À tel point qu’Éric Ciotti a carrément décidé de couper le téléphone à son adversaire. En juillet, le trésorier de la fédération LR a brusquement cessé de régler les factures de téléphone et d’entretien de la photocopieuse de la permanence du maire de Nice. « En tant que secrétaire départemental, j’ai considéré qu’à partir du moment où il avait apporté son soutien à nos adversaires, je n’avais plus à payer 4.000 euros par mois de frais pour sa permanence », confirme le député LR, bien décidé par ailleurs à lui contester la présidence de la fédération aux prochaines élections internes, en 2018. Furieux, Estrosi s’en est ému auprès du siège des Républicains, un peu interloqué… « C’est du niveau d’une cour d’école », soupire-t-on à Paris. Les deux amis se faisaient la bise. Désormais ils se serrent la main.
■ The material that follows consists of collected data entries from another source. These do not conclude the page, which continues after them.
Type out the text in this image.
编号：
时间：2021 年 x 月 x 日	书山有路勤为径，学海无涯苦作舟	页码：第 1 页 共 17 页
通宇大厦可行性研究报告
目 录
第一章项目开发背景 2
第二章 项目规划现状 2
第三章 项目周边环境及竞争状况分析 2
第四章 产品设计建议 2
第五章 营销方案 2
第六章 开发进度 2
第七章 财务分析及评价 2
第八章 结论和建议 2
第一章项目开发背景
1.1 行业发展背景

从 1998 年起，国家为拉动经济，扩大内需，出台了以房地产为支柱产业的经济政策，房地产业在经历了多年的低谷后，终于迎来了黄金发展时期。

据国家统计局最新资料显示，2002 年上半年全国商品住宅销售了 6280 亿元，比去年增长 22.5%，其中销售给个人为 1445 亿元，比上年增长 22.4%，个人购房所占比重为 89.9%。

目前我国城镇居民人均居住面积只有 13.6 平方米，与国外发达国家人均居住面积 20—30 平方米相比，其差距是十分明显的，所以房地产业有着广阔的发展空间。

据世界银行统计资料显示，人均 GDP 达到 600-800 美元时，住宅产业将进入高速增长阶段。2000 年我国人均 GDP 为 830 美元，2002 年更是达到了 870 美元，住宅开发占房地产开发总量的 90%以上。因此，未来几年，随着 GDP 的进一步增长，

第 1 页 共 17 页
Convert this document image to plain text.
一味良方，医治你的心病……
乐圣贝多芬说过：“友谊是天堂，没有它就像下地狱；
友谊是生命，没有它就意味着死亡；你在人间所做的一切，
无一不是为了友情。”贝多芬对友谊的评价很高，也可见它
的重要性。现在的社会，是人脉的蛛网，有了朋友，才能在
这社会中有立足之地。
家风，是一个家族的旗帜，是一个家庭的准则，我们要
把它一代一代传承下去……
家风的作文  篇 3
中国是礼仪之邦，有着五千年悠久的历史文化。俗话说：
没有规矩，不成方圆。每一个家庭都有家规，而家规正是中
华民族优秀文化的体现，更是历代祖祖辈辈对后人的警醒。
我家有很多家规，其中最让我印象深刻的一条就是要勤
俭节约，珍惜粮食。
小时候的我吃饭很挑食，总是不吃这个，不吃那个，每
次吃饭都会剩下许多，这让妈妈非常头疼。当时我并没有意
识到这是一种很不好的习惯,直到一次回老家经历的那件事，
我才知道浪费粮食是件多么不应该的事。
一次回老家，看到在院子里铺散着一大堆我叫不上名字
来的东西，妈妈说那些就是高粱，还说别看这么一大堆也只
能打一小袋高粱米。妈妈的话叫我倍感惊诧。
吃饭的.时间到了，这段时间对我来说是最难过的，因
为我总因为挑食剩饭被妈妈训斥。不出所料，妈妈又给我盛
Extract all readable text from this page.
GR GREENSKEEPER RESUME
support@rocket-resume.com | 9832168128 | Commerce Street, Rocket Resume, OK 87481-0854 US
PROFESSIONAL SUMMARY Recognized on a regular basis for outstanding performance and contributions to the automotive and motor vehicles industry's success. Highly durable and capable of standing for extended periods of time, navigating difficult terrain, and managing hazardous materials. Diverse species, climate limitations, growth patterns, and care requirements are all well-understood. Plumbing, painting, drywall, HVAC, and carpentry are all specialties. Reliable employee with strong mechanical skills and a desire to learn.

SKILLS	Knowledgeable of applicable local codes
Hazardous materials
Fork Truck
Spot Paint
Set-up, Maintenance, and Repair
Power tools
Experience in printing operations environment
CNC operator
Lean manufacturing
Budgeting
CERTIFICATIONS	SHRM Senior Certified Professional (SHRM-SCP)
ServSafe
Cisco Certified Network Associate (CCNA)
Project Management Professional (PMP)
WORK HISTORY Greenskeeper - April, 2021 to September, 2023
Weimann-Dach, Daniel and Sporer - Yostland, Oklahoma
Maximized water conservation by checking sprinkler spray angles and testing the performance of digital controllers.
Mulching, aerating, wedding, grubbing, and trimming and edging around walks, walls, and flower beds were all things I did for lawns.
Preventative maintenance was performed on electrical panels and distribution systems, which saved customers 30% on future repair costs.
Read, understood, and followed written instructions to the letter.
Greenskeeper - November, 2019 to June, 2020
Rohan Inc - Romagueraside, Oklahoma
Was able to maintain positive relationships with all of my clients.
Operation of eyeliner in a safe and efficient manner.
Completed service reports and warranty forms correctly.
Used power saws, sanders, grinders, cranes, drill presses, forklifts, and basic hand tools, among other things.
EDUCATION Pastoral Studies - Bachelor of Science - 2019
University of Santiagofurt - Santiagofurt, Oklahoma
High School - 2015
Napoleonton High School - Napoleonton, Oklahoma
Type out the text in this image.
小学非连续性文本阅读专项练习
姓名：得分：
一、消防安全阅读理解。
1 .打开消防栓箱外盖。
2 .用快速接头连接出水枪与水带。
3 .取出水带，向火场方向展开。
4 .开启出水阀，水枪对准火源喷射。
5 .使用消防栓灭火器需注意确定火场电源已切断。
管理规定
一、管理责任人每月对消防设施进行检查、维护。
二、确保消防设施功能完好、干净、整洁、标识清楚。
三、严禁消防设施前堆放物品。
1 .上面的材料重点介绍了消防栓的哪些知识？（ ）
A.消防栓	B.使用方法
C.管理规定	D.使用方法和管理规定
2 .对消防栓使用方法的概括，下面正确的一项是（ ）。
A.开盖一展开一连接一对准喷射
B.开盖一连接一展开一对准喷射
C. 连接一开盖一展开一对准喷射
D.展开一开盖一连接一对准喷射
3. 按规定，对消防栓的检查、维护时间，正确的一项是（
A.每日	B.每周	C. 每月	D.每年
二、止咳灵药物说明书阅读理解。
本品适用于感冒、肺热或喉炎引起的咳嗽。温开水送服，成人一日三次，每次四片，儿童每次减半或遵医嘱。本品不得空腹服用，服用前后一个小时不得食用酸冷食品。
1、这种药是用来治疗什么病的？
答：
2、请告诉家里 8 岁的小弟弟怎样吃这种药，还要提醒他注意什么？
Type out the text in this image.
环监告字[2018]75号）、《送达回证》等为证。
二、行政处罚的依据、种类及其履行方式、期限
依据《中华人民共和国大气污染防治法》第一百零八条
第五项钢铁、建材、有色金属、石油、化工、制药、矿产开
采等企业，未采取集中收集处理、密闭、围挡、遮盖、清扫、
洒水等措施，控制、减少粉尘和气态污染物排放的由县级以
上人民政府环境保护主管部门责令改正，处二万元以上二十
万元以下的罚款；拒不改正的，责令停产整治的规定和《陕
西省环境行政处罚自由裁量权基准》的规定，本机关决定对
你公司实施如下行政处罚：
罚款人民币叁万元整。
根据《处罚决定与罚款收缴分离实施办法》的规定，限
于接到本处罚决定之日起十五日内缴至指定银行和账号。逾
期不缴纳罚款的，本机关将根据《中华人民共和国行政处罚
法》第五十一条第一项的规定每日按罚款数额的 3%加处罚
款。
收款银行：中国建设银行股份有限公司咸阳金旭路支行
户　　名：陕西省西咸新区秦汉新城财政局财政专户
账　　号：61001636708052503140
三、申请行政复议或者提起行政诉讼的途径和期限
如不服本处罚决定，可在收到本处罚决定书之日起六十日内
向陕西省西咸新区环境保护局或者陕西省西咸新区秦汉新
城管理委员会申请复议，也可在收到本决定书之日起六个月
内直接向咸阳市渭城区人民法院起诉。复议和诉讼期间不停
Leur affrontement s’étend à leurs alliés, même si nombre d’élus locaux ne cachent pas leur embarras devant cette guerre fratricide. « Dans un couple, quand vous entendez qu’on casse de la vaisselle à l’intérieur, il vaut mieux ne pas entrer, sinon ils se liguent contre vous », conseille Renaud Muselier, président de la Région Provence-Alpes-Côte d’Azur (Paca). Mais que Charles-Ange Ginésy « oublie » de passer la parole au représentant de la municipalité, lors de la conférence de presse de présentation du festival musical C’est pas classique le 11 octobre, et Rudy Salles gronde : « Tu ne me feras pas ça deux fois ! »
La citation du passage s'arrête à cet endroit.